My name is Tess, I am 51. I am a domestic assault and sexual assault survivor. I have issues with CPTSD, Lyme Disease and a whole host of other things that fall under that heading. I still am shamed almost on a daily basis and victim blamed, even though it gets me down at times I keep going. You can too. It won't be easy...people will disappoint you, it is the nature of the beast...some days it will feel like trudging through quicksand wearing fireman's boots that are ten sizes too big....I won't lie to you and tell you that its all roses and unicorns, it is not....there are years of healing ahead of you, you will feel alone at times...you will feel lonely, which is totally different than feeling alone....and yes you will feel like giving up...don't.....Don't....DON'T!
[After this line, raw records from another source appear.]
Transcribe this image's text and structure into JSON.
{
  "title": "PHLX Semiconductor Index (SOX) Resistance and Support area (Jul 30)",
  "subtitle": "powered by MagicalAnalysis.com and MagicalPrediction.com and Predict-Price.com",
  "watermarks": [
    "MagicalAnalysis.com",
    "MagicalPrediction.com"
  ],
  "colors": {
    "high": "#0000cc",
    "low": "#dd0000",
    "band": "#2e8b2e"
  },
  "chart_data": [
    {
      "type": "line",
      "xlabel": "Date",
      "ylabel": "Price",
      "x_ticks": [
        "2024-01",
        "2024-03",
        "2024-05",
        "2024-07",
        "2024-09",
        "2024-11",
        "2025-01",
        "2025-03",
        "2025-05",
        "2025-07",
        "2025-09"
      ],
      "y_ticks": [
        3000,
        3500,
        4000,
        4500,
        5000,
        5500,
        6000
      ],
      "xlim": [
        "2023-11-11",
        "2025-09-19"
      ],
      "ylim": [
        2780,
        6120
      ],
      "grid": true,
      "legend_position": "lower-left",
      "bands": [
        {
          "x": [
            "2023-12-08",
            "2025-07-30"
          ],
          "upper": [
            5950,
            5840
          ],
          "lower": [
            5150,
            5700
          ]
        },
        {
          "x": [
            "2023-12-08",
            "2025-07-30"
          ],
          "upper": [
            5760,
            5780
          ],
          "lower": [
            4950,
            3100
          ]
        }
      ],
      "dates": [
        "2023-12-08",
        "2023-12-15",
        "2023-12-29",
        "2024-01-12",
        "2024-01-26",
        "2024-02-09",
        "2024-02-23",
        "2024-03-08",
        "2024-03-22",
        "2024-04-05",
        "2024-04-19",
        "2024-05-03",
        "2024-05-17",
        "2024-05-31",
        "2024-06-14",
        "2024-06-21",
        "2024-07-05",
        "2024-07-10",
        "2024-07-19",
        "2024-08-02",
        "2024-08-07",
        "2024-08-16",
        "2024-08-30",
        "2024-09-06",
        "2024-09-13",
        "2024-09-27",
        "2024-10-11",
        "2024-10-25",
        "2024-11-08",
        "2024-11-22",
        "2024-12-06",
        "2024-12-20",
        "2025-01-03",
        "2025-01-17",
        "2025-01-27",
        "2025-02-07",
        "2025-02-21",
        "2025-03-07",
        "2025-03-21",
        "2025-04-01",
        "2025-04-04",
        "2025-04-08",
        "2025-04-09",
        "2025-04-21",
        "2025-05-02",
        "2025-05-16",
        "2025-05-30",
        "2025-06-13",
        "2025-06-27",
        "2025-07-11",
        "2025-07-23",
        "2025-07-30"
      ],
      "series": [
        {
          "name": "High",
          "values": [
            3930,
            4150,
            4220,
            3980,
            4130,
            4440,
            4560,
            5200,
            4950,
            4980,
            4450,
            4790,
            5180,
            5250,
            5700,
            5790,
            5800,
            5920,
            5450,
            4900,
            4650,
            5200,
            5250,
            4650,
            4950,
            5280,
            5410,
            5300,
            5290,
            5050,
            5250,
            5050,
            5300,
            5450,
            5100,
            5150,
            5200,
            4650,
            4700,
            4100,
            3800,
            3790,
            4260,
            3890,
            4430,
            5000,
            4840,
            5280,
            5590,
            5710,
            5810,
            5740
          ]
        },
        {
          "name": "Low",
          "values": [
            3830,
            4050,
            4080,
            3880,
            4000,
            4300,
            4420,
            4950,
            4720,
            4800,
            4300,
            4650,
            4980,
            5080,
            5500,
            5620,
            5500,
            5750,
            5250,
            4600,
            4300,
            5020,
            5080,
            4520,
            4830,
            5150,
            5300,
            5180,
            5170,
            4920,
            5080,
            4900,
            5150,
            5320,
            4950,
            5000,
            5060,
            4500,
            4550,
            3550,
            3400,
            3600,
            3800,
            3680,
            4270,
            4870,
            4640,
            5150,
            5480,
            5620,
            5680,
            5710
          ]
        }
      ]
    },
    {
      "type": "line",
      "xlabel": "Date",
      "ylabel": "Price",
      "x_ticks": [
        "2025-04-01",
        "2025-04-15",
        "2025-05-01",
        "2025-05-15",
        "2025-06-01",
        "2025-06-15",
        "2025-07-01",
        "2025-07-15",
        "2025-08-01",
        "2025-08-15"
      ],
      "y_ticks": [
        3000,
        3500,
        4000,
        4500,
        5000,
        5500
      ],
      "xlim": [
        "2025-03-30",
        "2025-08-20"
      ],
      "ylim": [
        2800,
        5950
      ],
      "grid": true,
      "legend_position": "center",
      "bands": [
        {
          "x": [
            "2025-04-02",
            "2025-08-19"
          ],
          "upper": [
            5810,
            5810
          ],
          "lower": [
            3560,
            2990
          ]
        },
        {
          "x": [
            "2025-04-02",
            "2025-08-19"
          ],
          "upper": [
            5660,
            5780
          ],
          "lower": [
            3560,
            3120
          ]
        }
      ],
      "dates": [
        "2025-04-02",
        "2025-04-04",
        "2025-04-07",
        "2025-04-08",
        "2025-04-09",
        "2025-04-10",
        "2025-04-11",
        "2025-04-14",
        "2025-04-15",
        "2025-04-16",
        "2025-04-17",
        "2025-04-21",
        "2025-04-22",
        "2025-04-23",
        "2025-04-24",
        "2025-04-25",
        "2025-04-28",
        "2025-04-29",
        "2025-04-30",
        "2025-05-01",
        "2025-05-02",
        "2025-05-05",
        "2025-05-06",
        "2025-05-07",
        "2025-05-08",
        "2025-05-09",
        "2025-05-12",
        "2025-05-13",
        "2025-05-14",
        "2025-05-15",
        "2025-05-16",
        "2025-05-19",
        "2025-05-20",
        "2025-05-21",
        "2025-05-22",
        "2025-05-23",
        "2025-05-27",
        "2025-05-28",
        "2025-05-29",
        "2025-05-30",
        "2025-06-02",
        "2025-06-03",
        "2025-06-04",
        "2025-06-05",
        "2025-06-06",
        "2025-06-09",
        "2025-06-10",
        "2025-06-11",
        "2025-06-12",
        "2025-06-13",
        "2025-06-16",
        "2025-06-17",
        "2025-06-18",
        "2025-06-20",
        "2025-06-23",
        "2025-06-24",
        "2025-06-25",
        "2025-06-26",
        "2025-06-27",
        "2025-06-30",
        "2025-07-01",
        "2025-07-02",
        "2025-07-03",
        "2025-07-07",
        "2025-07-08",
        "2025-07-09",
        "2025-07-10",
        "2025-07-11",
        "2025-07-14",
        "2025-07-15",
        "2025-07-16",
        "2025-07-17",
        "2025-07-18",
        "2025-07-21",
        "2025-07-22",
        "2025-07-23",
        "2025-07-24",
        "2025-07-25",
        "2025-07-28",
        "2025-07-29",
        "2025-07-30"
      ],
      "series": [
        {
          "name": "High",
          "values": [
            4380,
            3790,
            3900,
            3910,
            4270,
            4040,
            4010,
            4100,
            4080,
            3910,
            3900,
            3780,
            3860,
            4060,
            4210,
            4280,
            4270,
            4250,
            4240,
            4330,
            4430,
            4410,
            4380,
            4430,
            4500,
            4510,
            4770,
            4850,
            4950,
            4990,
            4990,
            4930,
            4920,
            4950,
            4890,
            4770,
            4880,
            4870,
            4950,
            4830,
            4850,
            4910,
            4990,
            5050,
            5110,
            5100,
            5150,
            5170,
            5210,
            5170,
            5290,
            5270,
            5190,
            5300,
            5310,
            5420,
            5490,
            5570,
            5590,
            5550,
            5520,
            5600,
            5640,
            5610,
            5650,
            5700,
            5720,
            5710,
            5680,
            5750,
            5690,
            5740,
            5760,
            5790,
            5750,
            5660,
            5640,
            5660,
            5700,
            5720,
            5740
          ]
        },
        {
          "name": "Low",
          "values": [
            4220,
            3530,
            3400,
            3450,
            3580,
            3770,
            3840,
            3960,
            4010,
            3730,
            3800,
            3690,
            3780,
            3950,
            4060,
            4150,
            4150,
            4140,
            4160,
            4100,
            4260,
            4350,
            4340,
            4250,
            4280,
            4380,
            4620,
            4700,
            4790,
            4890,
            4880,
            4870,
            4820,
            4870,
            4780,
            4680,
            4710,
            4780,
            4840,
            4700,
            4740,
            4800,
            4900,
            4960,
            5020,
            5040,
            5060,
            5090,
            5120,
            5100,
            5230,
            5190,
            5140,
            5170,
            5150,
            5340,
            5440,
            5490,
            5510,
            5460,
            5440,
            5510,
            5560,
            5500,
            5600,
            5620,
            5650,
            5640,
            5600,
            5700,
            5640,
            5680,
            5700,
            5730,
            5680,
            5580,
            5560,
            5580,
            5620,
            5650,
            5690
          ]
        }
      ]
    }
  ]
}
Stop living for the big things and start to take pleasure in the little ones....the moments of the Sun rising and seeing the dew glistening on the grass....the butterfly that flits through your life and the quiet and realizing you don't have to look behind you anymore and wonder what is next. Like me there are so many more survivors out there, there is not one part of me that feels that experiencing this life makes me somehow more deserving of good things, I just believe that we all deserve good things.....I have a dream of a day where I don't need to worry anymore, that I can finally breathe and see that all our needs; physical,emotional and financial are all taken care of, that I managed to support my family in spite of my emotional and physical disabilities. Someday it will come, I am sure of it.

Every year as Descent approaches with the darker half of the year, I plan what I will take with me down into Cerridwen's Cauldron...this year it is the shame; for marrying him....for making the wrong choices....for not leaving sooner....for not being the mother that I should have been....for not loving myself enough to know I deserved better.....the sadness of feeling that I wasted so many years of my life hoping against hope that tomorrow would be different....knowing full well that the only way it would be different is if I CHANGED it...not him....Me....the past dies a little more each day as I reclaim another part of me that has been in hiding.....25 years later and I still work through it, so be gentle with yourself, it takes the time it takes....remember the way through is not straight but actually a spiral and we keep going back to the center as we experience things through different eyes each time.....like me on my 51st birthday, facing my oppressors and seeing it from the inside all over again....it happens.....now into the cauldron I go...shed the skins I no longer need....and come out a stronger version of me.

May peace, stability, love and abundance find us all.